----- Original Message ----- From: "Martin v. Loewis" <email@example.com> To: "François Pinard" <firstname.lastname@example.org> Cc: "Mark J. Nenadov" <email@example.com>;
firstname.lastname@example.org Sent: Monday, May 27, 2002 2:21 AM Subject: Re: [Python-Dev] Re: Stability and change
email@example.com (François Pinard) writes: > > I also use 2.0 as the lowest common denominator. > > Linguistic problem :-). Should we say "greatest" instead of "lowest"? > Granted that the greatest common denominator is not "greatest" in any
> way, but it is lower or equal than any of the things we consider. The
> "lowest" common denominator might be very close to nothing, might it
For any two natural numbers, the lowest common denominator is 1. Finding the greatest (largest?) common denominator is indeed what involves an algorithm.

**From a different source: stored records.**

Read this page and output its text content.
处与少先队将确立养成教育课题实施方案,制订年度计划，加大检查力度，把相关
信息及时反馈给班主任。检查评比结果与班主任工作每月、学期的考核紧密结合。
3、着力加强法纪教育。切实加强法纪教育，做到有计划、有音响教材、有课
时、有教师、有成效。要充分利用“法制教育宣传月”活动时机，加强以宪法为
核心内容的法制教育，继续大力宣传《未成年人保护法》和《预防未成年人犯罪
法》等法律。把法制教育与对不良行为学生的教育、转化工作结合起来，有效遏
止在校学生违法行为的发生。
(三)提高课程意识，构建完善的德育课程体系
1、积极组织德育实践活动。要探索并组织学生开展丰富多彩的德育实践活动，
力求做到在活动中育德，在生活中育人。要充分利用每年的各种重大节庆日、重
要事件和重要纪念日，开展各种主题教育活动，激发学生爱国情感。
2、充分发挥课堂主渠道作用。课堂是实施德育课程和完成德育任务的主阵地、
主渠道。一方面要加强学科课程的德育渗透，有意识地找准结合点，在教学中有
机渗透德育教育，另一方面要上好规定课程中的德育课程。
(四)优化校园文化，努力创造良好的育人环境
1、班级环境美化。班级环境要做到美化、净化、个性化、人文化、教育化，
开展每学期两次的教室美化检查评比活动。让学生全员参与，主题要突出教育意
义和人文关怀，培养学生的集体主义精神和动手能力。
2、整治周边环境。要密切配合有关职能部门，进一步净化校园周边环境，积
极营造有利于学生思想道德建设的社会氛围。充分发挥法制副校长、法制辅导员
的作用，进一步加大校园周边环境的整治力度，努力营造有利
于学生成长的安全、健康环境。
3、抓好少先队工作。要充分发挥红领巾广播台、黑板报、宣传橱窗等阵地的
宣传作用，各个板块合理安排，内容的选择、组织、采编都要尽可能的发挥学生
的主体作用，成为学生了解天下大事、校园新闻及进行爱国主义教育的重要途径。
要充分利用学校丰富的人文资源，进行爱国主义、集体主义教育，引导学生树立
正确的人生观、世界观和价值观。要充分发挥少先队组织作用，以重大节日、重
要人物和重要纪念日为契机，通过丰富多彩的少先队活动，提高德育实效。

This terminology came from fractions. The canonical form of a fraction uses the lowest possible number as the denominator. When performing additive operations on fractions, the easiest way to proceed is to convert them to a form with the same number as a denominator. The usual choice is the lowest common denominator, which is the smallest number that can be used as the denominator in both fractions. This is the LCM (least common multiple) of the two denominators.
2/3 + 3/8 = 16/24 + 9/24 [24 being the LCD] = 25/24 = 1 1/24
It doesn't therefore (IMO) make much sense to talk about the lowest common denominator of any two natural numbers. The LCM, yes. The LCD, no.
It makes even less sense to talk about the lowest common denominator of Python implementations, except in the metaphorical sense Mark (I believe) intended.